Although the defendant, subsequent to his arraignment, gave written notice pursuant to CPL 190.50 (5) (a) of his election to appear before the Grand Jury, the Grand Jury voted to indict him without having heard him testify in his own behalf; the defendant had been present at the courthouse as the Grand Jury considered the evidence in his case but was not brought from the holding area to the Grand Jury room. A defendant, such as the one at bar, who gives proper notice of his intention to appear before the Grand Jury, must be afforded the opportunity to give his or her testimony in advance of the Grand Jury's vote whether to indict (People v Evans, 79 N.Y.2d 407).
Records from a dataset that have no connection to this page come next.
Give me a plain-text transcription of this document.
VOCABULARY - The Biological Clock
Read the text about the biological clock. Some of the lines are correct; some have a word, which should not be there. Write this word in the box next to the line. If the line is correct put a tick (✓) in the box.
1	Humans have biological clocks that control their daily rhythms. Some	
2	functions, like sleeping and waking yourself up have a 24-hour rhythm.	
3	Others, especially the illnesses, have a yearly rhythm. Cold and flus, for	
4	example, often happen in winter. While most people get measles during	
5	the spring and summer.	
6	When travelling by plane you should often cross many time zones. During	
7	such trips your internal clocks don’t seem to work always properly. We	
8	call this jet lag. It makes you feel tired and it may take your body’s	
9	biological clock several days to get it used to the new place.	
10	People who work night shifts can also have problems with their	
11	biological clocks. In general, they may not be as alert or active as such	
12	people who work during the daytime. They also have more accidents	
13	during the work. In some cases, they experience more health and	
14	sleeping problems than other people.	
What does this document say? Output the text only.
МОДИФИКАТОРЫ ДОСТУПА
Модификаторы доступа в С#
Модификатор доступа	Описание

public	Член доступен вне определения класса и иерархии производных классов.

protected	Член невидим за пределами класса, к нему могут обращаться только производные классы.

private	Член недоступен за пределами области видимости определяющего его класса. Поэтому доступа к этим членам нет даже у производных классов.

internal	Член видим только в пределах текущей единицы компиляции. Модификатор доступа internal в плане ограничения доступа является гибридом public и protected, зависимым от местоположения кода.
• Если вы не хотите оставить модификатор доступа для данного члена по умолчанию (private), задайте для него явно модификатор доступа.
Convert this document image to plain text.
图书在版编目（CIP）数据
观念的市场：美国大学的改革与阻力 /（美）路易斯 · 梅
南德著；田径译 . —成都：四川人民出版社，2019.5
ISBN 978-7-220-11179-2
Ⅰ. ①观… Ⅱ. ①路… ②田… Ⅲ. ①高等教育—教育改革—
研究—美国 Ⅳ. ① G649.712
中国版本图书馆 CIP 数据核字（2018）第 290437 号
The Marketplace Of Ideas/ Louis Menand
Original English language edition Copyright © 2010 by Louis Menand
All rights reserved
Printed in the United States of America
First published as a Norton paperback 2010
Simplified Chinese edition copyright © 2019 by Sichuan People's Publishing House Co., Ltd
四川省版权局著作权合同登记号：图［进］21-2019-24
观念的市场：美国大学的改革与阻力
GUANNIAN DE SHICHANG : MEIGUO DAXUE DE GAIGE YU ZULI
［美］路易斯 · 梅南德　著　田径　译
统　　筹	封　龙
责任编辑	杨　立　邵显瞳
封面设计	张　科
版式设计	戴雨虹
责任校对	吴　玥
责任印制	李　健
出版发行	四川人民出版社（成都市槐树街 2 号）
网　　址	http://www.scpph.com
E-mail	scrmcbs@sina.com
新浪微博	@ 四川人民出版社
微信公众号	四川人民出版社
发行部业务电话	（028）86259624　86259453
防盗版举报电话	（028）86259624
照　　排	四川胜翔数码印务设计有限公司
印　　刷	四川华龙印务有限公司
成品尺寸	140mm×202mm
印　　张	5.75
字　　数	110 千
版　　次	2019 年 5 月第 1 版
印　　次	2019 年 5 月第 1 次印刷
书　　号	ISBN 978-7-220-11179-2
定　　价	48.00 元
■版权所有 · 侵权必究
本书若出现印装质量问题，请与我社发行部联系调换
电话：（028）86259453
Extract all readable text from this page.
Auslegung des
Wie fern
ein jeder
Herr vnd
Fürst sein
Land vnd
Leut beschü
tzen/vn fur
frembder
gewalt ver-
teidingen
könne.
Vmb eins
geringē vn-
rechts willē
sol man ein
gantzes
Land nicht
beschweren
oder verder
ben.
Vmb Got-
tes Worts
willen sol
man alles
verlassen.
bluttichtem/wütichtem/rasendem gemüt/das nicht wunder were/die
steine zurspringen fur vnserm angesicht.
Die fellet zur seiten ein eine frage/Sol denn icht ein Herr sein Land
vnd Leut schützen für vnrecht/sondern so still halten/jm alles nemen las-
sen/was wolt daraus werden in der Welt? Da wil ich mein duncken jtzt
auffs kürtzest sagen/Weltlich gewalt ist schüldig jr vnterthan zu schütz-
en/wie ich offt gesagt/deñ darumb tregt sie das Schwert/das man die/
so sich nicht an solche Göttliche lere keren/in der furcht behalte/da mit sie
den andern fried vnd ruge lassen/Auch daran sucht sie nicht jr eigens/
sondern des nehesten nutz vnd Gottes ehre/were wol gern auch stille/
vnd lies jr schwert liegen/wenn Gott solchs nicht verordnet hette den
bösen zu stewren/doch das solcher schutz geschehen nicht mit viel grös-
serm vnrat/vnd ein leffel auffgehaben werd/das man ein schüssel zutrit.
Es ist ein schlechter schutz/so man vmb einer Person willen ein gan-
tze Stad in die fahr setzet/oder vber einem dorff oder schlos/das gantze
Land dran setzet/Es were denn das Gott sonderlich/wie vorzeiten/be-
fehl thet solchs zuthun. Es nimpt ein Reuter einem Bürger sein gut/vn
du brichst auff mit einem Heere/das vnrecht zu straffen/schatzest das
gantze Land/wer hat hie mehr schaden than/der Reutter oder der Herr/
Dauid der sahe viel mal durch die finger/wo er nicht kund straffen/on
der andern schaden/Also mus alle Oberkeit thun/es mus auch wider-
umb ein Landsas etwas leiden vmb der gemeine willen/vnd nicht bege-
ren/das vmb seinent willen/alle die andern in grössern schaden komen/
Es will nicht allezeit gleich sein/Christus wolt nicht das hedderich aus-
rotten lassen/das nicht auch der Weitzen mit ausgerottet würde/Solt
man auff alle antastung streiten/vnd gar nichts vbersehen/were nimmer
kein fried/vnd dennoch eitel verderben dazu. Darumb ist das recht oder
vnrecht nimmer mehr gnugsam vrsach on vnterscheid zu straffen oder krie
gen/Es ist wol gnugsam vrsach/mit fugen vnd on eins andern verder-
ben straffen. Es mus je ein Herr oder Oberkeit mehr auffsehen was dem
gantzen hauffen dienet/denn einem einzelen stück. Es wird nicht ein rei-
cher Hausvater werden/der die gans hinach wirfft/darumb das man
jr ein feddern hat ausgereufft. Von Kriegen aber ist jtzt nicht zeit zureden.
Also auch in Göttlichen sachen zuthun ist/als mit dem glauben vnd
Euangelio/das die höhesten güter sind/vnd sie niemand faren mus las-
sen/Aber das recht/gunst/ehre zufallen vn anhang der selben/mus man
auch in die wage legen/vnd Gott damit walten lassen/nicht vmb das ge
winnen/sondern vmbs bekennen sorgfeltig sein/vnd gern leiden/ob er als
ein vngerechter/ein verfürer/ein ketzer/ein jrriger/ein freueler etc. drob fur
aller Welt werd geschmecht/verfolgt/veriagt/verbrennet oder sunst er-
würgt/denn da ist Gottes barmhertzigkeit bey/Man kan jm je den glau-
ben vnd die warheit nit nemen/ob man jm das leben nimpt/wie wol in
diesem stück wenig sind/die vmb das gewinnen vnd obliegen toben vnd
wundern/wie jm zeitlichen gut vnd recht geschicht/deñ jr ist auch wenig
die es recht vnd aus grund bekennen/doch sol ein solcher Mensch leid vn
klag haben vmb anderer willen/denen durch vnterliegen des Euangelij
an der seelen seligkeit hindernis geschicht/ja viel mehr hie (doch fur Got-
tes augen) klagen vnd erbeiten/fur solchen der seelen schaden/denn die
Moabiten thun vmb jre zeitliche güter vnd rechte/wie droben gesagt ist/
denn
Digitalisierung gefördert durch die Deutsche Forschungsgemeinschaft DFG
That opportunity not having been provided the present defendant, his conviction must be reversed and the indictment dismissed (supra). As the Court of Appeals has recently observed in addressing circumstances not essentially different from those here at issue, "The failure of the Department of Correction to produce defendants provides no excuse or good cause for the District Attorney's failure to give effect to a properly invoked right under CPL 190.50 (5). Nor should we give legal effect to the practical difficulties the prosecution may encounter in satisfying its obligations under CPL 180.80" (supra, at 414).
Concur — Murphy, P.J., Milonas, Wallach and Kassal, JJ.